The Produce Marketing Association (PMA), in conjunction with the Delaware Department of Agriculture, hosted FDA officials earlier this month for a tour of local state farm and packinghouse visits designed to highlight the industry and inform policymakers of the challenges facing the produce supply chain in light of the new rules under the Food Safety Modernization Act (FSMA).

“These tours are part of PMA’s ongoing work to connect the policymakers who regulate our industry with fruit and vegetable producers’ realities and experiences, to encourage them to develop real-world workable solutions to our industry’s unique food safety needs,” says PMA President Cathy Burns.

FDA finalized the produce safety rule last year, with the earliest compliance dates beginning one year after the final rule was published. The rule establishes, for the first time, science-based minimum standards for the safe growing, harvesting, packing and holding of fruits and vegetables grown for human consumption.

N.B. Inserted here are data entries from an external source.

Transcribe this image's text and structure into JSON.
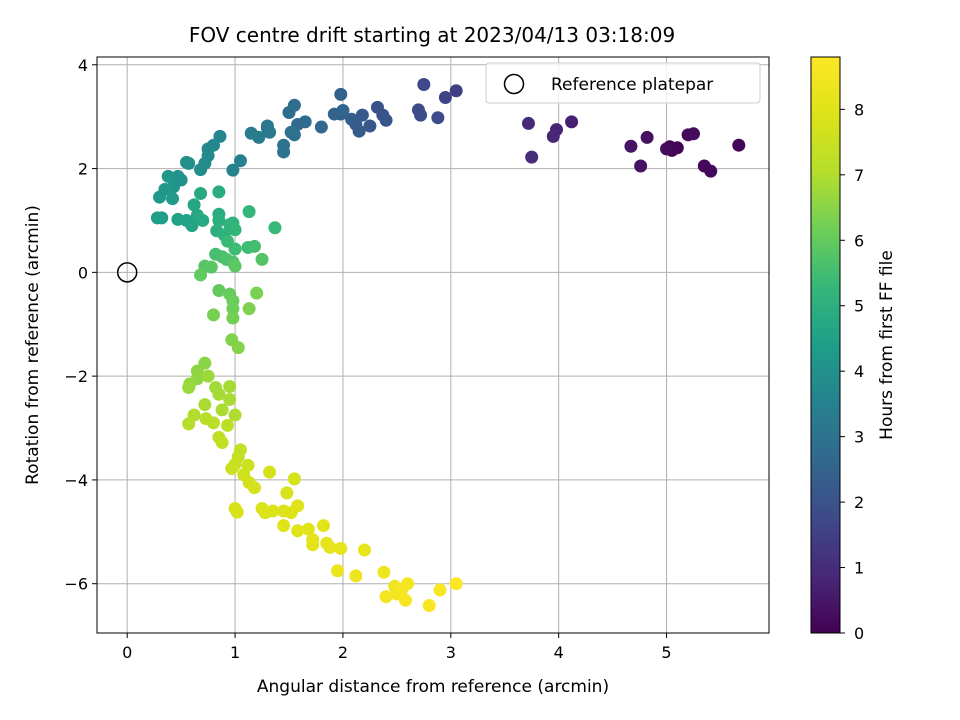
{
  "chart_data": {
    "type": "scatter",
    "title": "FOV centre drift starting at 2023/04/13 03:18:09",
    "xlabel": "Angular distance from reference (arcmin)",
    "ylabel": "Rotation from reference (arcmin)",
    "colorbar_label": "Hours from first FF file",
    "xlim": [
      -0.28,
      5.95
    ],
    "ylim": [
      -6.95,
      4.15
    ],
    "xticks": [
      0,
      1,
      2,
      3,
      4,
      5
    ],
    "yticks": [
      -6,
      -4,
      -2,
      0,
      2,
      4
    ],
    "colorbar_range": [
      0,
      8.8
    ],
    "colorbar_ticks": [
      0,
      1,
      2,
      3,
      4,
      5,
      6,
      7,
      8
    ],
    "colormap": "viridis",
    "grid": true,
    "legend": {
      "position": "top-right",
      "entries": [
        "Reference platepar"
      ]
    },
    "reference_point": {
      "x": 0,
      "y": 0
    },
    "points": [
      {
        "x": 5.05,
        "y": 2.35,
        "c": 0.05
      },
      {
        "x": 5.1,
        "y": 2.4,
        "c": 0.08
      },
      {
        "x": 5.03,
        "y": 2.42,
        "c": 0.1
      },
      {
        "x": 5.35,
        "y": 2.05,
        "c": 0.15
      },
      {
        "x": 5.41,
        "y": 1.95,
        "c": 0.18
      },
      {
        "x": 5.67,
        "y": 2.45,
        "c": 0.12
      },
      {
        "x": 5.2,
        "y": 2.65,
        "c": 0.2
      },
      {
        "x": 5.25,
        "y": 2.67,
        "c": 0.22
      },
      {
        "x": 5.0,
        "y": 2.38,
        "c": 0.25
      },
      {
        "x": 4.82,
        "y": 2.6,
        "c": 0.35
      },
      {
        "x": 4.76,
        "y": 2.05,
        "c": 0.4
      },
      {
        "x": 4.67,
        "y": 2.43,
        "c": 0.45
      },
      {
        "x": 4.12,
        "y": 2.9,
        "c": 0.7
      },
      {
        "x": 3.98,
        "y": 2.75,
        "c": 0.8
      },
      {
        "x": 3.95,
        "y": 2.62,
        "c": 0.85
      },
      {
        "x": 3.72,
        "y": 2.87,
        "c": 0.95
      },
      {
        "x": 3.75,
        "y": 2.22,
        "c": 1.0
      },
      {
        "x": 3.05,
        "y": 3.5,
        "c": 1.5
      },
      {
        "x": 2.95,
        "y": 3.37,
        "c": 1.6
      },
      {
        "x": 2.75,
        "y": 3.62,
        "c": 1.7
      },
      {
        "x": 2.88,
        "y": 2.98,
        "c": 1.75
      },
      {
        "x": 2.7,
        "y": 3.13,
        "c": 1.8
      },
      {
        "x": 2.72,
        "y": 3.03,
        "c": 1.85
      },
      {
        "x": 2.32,
        "y": 3.18,
        "c": 2.0
      },
      {
        "x": 2.37,
        "y": 3.03,
        "c": 2.05
      },
      {
        "x": 2.4,
        "y": 2.93,
        "c": 2.1
      },
      {
        "x": 2.25,
        "y": 2.82,
        "c": 2.15
      },
      {
        "x": 2.18,
        "y": 3.03,
        "c": 2.2
      },
      {
        "x": 2.12,
        "y": 2.85,
        "c": 2.25
      },
      {
        "x": 2.15,
        "y": 2.72,
        "c": 2.3
      },
      {
        "x": 2.08,
        "y": 2.95,
        "c": 2.35
      },
      {
        "x": 1.98,
        "y": 3.05,
        "c": 2.4
      },
      {
        "x": 1.92,
        "y": 3.05,
        "c": 2.45
      },
      {
        "x": 1.98,
        "y": 3.43,
        "c": 2.5
      },
      {
        "x": 2.0,
        "y": 3.12,
        "c": 2.55
      },
      {
        "x": 1.8,
        "y": 2.8,
        "c": 2.6
      },
      {
        "x": 1.65,
        "y": 2.9,
        "c": 2.7
      },
      {
        "x": 1.58,
        "y": 2.85,
        "c": 2.75
      },
      {
        "x": 1.5,
        "y": 3.08,
        "c": 2.8
      },
      {
        "x": 1.55,
        "y": 3.22,
        "c": 2.85
      },
      {
        "x": 1.52,
        "y": 2.7,
        "c": 2.9
      },
      {
        "x": 1.55,
        "y": 2.65,
        "c": 2.95
      },
      {
        "x": 1.45,
        "y": 2.45,
        "c": 3.0
      },
      {
        "x": 1.45,
        "y": 2.32,
        "c": 3.05
      },
      {
        "x": 1.3,
        "y": 2.78,
        "c": 3.1
      },
      {
        "x": 1.3,
        "y": 2.82,
        "c": 3.15
      },
      {
        "x": 1.32,
        "y": 2.7,
        "c": 3.2
      },
      {
        "x": 1.22,
        "y": 2.6,
        "c": 3.25
      },
      {
        "x": 1.15,
        "y": 2.68,
        "c": 3.3
      },
      {
        "x": 1.05,
        "y": 2.15,
        "c": 3.5
      },
      {
        "x": 0.98,
        "y": 1.97,
        "c": 3.55
      },
      {
        "x": 0.86,
        "y": 2.62,
        "c": 3.6
      },
      {
        "x": 0.8,
        "y": 2.45,
        "c": 3.65
      },
      {
        "x": 0.75,
        "y": 2.38,
        "c": 3.7
      },
      {
        "x": 0.75,
        "y": 2.25,
        "c": 3.75
      },
      {
        "x": 0.72,
        "y": 2.1,
        "c": 3.8
      },
      {
        "x": 0.68,
        "y": 1.98,
        "c": 3.85
      },
      {
        "x": 0.57,
        "y": 2.1,
        "c": 3.9
      },
      {
        "x": 0.55,
        "y": 2.12,
        "c": 3.95
      },
      {
        "x": 0.47,
        "y": 1.85,
        "c": 4.0
      },
      {
        "x": 0.5,
        "y": 1.78,
        "c": 4.05
      },
      {
        "x": 0.43,
        "y": 1.65,
        "c": 4.1
      },
      {
        "x": 0.38,
        "y": 1.85,
        "c": 4.15
      },
      {
        "x": 0.35,
        "y": 1.6,
        "c": 4.2
      },
      {
        "x": 0.3,
        "y": 1.45,
        "c": 4.25
      },
      {
        "x": 0.42,
        "y": 1.42,
        "c": 4.3
      },
      {
        "x": 0.32,
        "y": 1.05,
        "c": 4.4
      },
      {
        "x": 0.28,
        "y": 1.05,
        "c": 4.45
      },
      {
        "x": 0.47,
        "y": 1.02,
        "c": 4.5
      },
      {
        "x": 0.55,
        "y": 1.0,
        "c": 4.55
      },
      {
        "x": 0.6,
        "y": 0.9,
        "c": 4.6
      },
      {
        "x": 0.62,
        "y": 1.3,
        "c": 4.65
      },
      {
        "x": 0.65,
        "y": 1.1,
        "c": 4.7
      },
      {
        "x": 0.7,
        "y": 1.0,
        "c": 4.75
      },
      {
        "x": 0.68,
        "y": 1.52,
        "c": 4.8
      },
      {
        "x": 0.85,
        "y": 1.55,
        "c": 4.85
      },
      {
        "x": 0.85,
        "y": 1.12,
        "c": 4.9
      },
      {
        "x": 0.85,
        "y": 1.0,
        "c": 4.95
      },
      {
        "x": 0.83,
        "y": 0.8,
        "c": 5.0
      },
      {
        "x": 0.9,
        "y": 0.72,
        "c": 5.05
      },
      {
        "x": 0.95,
        "y": 0.92,
        "c": 5.1
      },
      {
        "x": 0.98,
        "y": 0.95,
        "c": 5.15
      },
      {
        "x": 1.0,
        "y": 0.82,
        "c": 5.2
      },
      {
        "x": 1.13,
        "y": 1.17,
        "c": 5.25
      },
      {
        "x": 1.37,
        "y": 0.86,
        "c": 5.3
      },
      {
        "x": 0.93,
        "y": 0.6,
        "c": 5.35
      },
      {
        "x": 1.0,
        "y": 0.45,
        "c": 5.4
      },
      {
        "x": 1.12,
        "y": 0.48,
        "c": 5.45
      },
      {
        "x": 1.18,
        "y": 0.5,
        "c": 5.5
      },
      {
        "x": 0.82,
        "y": 0.35,
        "c": 5.55
      },
      {
        "x": 0.88,
        "y": 0.3,
        "c": 5.6
      },
      {
        "x": 0.92,
        "y": 0.25,
        "c": 5.65
      },
      {
        "x": 0.98,
        "y": 0.2,
        "c": 5.7
      },
      {
        "x": 1.25,
        "y": 0.25,
        "c": 5.75
      },
      {
        "x": 0.72,
        "y": 0.12,
        "c": 5.8
      },
      {
        "x": 0.78,
        "y": 0.1,
        "c": 5.85
      },
      {
        "x": 1.0,
        "y": 0.12,
        "c": 5.9
      },
      {
        "x": 0.68,
        "y": -0.05,
        "c": 5.95
      },
      {
        "x": 0.85,
        "y": -0.35,
        "c": 6.0
      },
      {
        "x": 0.95,
        "y": -0.42,
        "c": 6.05
      },
      {
        "x": 0.98,
        "y": -0.55,
        "c": 6.1
      },
      {
        "x": 0.98,
        "y": -0.7,
        "c": 6.15
      },
      {
        "x": 0.98,
        "y": -0.88,
        "c": 6.2
      },
      {
        "x": 0.8,
        "y": -0.82,
        "c": 6.25
      },
      {
        "x": 1.2,
        "y": -0.4,
        "c": 6.3
      },
      {
        "x": 1.13,
        "y": -0.7,
        "c": 6.35
      },
      {
        "x": 0.97,
        "y": -1.3,
        "c": 6.4
      },
      {
        "x": 1.03,
        "y": -1.45,
        "c": 6.45
      },
      {
        "x": 0.72,
        "y": -1.75,
        "c": 6.5
      },
      {
        "x": 0.65,
        "y": -1.9,
        "c": 6.55
      },
      {
        "x": 0.65,
        "y": -2.05,
        "c": 6.6
      },
      {
        "x": 0.58,
        "y": -2.15,
        "c": 6.65
      },
      {
        "x": 0.57,
        "y": -2.22,
        "c": 6.7
      },
      {
        "x": 0.75,
        "y": -2.0,
        "c": 6.75
      },
      {
        "x": 0.82,
        "y": -2.22,
        "c": 6.8
      },
      {
        "x": 0.85,
        "y": -2.35,
        "c": 6.82
      },
      {
        "x": 0.95,
        "y": -2.2,
        "c": 6.85
      },
      {
        "x": 0.95,
        "y": -2.45,
        "c": 6.88
      },
      {
        "x": 0.72,
        "y": -2.55,
        "c": 6.9
      },
      {
        "x": 0.88,
        "y": -2.65,
        "c": 6.92
      },
      {
        "x": 1.0,
        "y": -2.75,
        "c": 6.95
      },
      {
        "x": 0.62,
        "y": -2.75,
        "c": 7.0
      },
      {
        "x": 0.57,
        "y": -2.92,
        "c": 7.05
      },
      {
        "x": 0.73,
        "y": -2.82,
        "c": 7.1
      },
      {
        "x": 0.8,
        "y": -2.9,
        "c": 7.15
      },
      {
        "x": 0.93,
        "y": -2.95,
        "c": 7.2
      },
      {
        "x": 0.85,
        "y": -3.18,
        "c": 7.25
      },
      {
        "x": 0.88,
        "y": -3.28,
        "c": 7.3
      },
      {
        "x": 1.05,
        "y": -3.42,
        "c": 7.35
      },
      {
        "x": 1.03,
        "y": -3.55,
        "c": 7.4
      },
      {
        "x": 1.0,
        "y": -3.7,
        "c": 7.45
      },
      {
        "x": 0.97,
        "y": -3.78,
        "c": 7.5
      },
      {
        "x": 1.12,
        "y": -3.72,
        "c": 7.55
      },
      {
        "x": 1.08,
        "y": -3.9,
        "c": 7.6
      },
      {
        "x": 1.13,
        "y": -4.05,
        "c": 7.65
      },
      {
        "x": 1.18,
        "y": -4.15,
        "c": 7.7
      },
      {
        "x": 1.32,
        "y": -3.85,
        "c": 7.72
      },
      {
        "x": 1.55,
        "y": -3.98,
        "c": 7.75
      },
      {
        "x": 1.48,
        "y": -4.25,
        "c": 7.78
      },
      {
        "x": 1.0,
        "y": -4.55,
        "c": 7.8
      },
      {
        "x": 1.02,
        "y": -4.62,
        "c": 7.82
      },
      {
        "x": 1.25,
        "y": -4.55,
        "c": 7.85
      },
      {
        "x": 1.28,
        "y": -4.63,
        "c": 7.87
      },
      {
        "x": 1.35,
        "y": -4.6,
        "c": 7.9
      },
      {
        "x": 1.45,
        "y": -4.6,
        "c": 7.92
      },
      {
        "x": 1.52,
        "y": -4.63,
        "c": 7.95
      },
      {
        "x": 1.58,
        "y": -4.5,
        "c": 7.97
      },
      {
        "x": 1.45,
        "y": -4.88,
        "c": 8.0
      },
      {
        "x": 1.58,
        "y": -4.98,
        "c": 8.02
      },
      {
        "x": 1.68,
        "y": -4.95,
        "c": 8.05
      },
      {
        "x": 1.82,
        "y": -4.88,
        "c": 8.07
      },
      {
        "x": 1.72,
        "y": -5.15,
        "c": 8.1
      },
      {
        "x": 1.72,
        "y": -5.25,
        "c": 8.12
      },
      {
        "x": 1.85,
        "y": -5.22,
        "c": 8.15
      },
      {
        "x": 1.88,
        "y": -5.3,
        "c": 8.17
      },
      {
        "x": 1.98,
        "y": -5.32,
        "c": 8.2
      },
      {
        "x": 2.2,
        "y": -5.35,
        "c": 8.25
      },
      {
        "x": 1.95,
        "y": -5.75,
        "c": 8.3
      },
      {
        "x": 2.12,
        "y": -5.85,
        "c": 8.35
      },
      {
        "x": 2.38,
        "y": -5.78,
        "c": 8.4
      },
      {
        "x": 2.48,
        "y": -6.05,
        "c": 8.45
      },
      {
        "x": 2.5,
        "y": -6.2,
        "c": 8.5
      },
      {
        "x": 2.4,
        "y": -6.25,
        "c": 8.52
      },
      {
        "x": 2.55,
        "y": -6.1,
        "c": 8.55
      },
      {
        "x": 2.6,
        "y": -6.0,
        "c": 8.6
      },
      {
        "x": 2.58,
        "y": -6.32,
        "c": 8.62
      },
      {
        "x": 2.8,
        "y": -6.42,
        "c": 8.65
      },
      {
        "x": 2.9,
        "y": -6.12,
        "c": 8.7
      },
      {
        "x": 3.05,
        "y": -6.0,
        "c": 8.75
      }
    ]
  }
}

Tour stops included Coastal Growers in Laurel, DE, a watermelon producer, and Fifer Orchards in Wyoming, DE, which produces a variety of fruits and vegetables including apples, berries and corn on 2,000 acres. Growers and regulators discussed current produce safety practices, FSMA implementation and business challenges facing local fruit and vegetable producers. According to PMA, a key message delivered by those producers was that they know food safety begins on the farm, and they take seriously their role to provide wholesome, safe produce to consumers because their families and businesses depend on it.

Among the FDA officials was new Deputy Commissioner for Foods and Veterinary Medicine Stephen Ostroff. He was accompanied by senior officials from FDA’s Center for Food Safety and Applied Nutrition (CFSAN) including: Samir Assar, produce safety division director; Ted Elkin, CFSAN deputy director for regulatory affairs; and Rebecca Buckner, interim director for FSMA operations. Leanne Skelton, U.S. Department of Agriculture Agricultural Marketing Service liaison to FDA, also participated in the tour.

“This is a critically important time for the produce industry to engage regulators, as FSMA implementation and compliance dates approach,” says Jim Gorny, PMA vice president of food safety and technology. “We are ramping up our communications to encourage FDA to develop and implement practical FSMA compliance policies that will enhance produce safety, increase consumer confidence and avoid those policies from becoming business roadblocks.”